Audiences expected Daenerys to crush Cersei. That’s fine. That’s what Game of Thrones had built towards in terms of character, political, and military expectations. Carrying through with that makes sense. Audiences expected most of the cast to die in the battle against the Night King. That’s fine. The show’s opening scene itself set into motion the expectation that the White Walkers and wights were a nightmare of unimaginable proportions. They were then defeated in a single episode. Audiences expected the Iron Throne to be destroyed. That’s fine. Based on where the series ends and the larger plot structures it chose, a large portion of that could have been achieved without sacrificing the integrity and nuance of its earlier storytelling. Shock value might be essential in stories like this one, but it cannot be given more importance than the natural progression of the story itself.
The turn of Daenerys at the end of the series was arguably the biggest casualty of this approach. While not having access to her internal perspective, she was largely kept at bay until the story needed her to suddenly decide that mass murder was really her thing. There were moments in Clarke’s performance in which Daenerys displayed a sense of arrogance and a wholehearted belief in her worldview, but not enough, not nearly enough to make her war crimes remain consistent with her characterization. Daenerys, Jon, and Tyrion never became as dark as their book counterparts. The darkness displayed by her here, a darkness involving all three characters, therefore never truly registered. It came as a shock and a forced one at that, not the completion of a tragedy underlined by the inherent vice and all-consuming nature of warfare.
I Still Love It
Game of Thrones ended with some beautiful set-pieces, some enraging ones, and others that were, well, simply confounding. It’s a disillusioning ending to a series that at its heights was an incredibly cinematic portrayal of systems of power, the consequences of choices, and the weight of principles and values. I still love the show, its music, and its characters. The scene where Lord Varys (Conleth Hill) emphasized the nature of power remains a masterpiece. When Margaery controlled Joffrey (Jack Gleeson) with a crossbow, Game of Thrones offered a lesson in manipulation. Lady Olenna’s (Diana Rigg) dialogue was an effervescent delight for the ages. There was plenty to love in Games of Thrones and the ending didn’t negate it.
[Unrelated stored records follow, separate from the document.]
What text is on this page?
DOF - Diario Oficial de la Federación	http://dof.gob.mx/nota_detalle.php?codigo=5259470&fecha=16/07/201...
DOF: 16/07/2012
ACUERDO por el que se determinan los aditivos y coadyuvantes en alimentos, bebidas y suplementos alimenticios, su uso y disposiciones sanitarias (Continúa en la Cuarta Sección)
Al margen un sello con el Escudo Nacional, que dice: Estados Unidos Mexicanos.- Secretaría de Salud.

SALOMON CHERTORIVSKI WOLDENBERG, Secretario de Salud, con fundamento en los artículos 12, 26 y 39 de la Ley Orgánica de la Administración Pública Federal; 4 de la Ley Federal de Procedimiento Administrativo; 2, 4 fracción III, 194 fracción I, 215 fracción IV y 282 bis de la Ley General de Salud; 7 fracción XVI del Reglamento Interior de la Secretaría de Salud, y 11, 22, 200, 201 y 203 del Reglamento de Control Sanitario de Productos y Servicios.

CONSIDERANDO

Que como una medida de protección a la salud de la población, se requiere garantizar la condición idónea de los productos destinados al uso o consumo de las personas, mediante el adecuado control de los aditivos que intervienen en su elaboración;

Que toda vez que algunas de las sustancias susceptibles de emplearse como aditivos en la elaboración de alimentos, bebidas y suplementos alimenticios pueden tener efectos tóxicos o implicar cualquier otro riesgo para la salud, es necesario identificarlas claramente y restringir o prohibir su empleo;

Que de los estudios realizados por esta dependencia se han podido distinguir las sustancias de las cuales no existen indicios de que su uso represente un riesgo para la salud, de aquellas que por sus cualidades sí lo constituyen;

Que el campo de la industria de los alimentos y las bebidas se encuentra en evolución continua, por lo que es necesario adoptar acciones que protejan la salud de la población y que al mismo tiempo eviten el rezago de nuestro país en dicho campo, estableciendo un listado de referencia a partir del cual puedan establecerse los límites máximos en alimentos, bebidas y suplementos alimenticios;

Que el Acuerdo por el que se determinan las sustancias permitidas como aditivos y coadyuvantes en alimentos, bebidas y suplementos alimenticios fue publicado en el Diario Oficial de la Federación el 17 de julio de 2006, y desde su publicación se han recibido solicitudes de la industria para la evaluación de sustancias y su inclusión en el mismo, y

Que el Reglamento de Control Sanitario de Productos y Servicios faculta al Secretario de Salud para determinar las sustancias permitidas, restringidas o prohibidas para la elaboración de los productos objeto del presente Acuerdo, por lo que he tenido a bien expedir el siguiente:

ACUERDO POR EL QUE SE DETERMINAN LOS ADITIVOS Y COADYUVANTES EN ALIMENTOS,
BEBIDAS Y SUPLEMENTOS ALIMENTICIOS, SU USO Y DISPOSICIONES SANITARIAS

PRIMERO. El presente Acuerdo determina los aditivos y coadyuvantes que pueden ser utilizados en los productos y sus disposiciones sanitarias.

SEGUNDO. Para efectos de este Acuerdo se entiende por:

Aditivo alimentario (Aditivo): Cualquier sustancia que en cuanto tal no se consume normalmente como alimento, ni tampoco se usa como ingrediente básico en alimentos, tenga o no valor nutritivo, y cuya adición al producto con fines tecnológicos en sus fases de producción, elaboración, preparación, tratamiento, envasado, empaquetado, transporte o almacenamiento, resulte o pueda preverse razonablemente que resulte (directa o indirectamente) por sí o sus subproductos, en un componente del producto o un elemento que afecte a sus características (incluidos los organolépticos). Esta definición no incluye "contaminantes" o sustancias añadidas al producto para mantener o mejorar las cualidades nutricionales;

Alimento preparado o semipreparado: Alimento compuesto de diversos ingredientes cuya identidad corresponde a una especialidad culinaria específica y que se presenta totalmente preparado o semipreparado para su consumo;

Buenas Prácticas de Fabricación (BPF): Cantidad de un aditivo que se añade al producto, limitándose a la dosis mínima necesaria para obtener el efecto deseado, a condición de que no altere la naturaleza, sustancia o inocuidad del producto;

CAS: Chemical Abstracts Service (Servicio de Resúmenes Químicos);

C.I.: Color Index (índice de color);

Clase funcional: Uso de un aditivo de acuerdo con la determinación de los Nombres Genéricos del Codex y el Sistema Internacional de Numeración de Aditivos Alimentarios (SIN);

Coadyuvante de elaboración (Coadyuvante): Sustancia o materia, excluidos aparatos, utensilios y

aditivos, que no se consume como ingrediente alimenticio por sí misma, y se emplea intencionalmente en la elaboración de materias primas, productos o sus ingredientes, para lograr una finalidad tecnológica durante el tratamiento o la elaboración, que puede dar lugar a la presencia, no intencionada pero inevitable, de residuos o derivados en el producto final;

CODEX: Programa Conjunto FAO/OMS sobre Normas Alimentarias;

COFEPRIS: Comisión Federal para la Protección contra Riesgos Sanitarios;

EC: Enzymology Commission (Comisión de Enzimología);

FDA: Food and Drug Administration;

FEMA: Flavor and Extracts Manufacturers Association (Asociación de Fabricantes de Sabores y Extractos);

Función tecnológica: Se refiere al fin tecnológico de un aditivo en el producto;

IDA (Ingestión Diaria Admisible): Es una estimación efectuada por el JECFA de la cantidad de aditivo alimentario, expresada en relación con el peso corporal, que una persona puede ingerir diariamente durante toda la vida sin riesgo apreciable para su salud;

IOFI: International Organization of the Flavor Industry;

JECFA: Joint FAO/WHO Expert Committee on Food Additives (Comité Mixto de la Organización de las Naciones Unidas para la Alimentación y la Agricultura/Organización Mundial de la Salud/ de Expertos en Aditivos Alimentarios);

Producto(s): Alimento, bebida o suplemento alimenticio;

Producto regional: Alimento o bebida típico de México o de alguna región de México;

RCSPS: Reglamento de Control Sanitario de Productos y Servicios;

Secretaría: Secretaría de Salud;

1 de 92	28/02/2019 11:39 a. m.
Loving a piece of art means critiquing it where one feels that it went wrong. For every scene I loved, I was also cognizant that Game of Thrones was a largely white fantasy where its characters of colour and its queer characters were marginalized and killed far more disproportionately than they ought to have been. For every scene of Margaery manipulating the men around her for power, I was reminded that the show came from source material that misunderstood the scope of power that women held in the Medieval Ages. But I still loved it. Critiquing Games of Thrones came from a place of wanting it to be the best version of what it could be and not simply opting to join a chorus of discontent.
I miss Game of Thones. And I will see you all for the premiere of House of the Dragon, whenever it graces our screens. Valar Morghulis.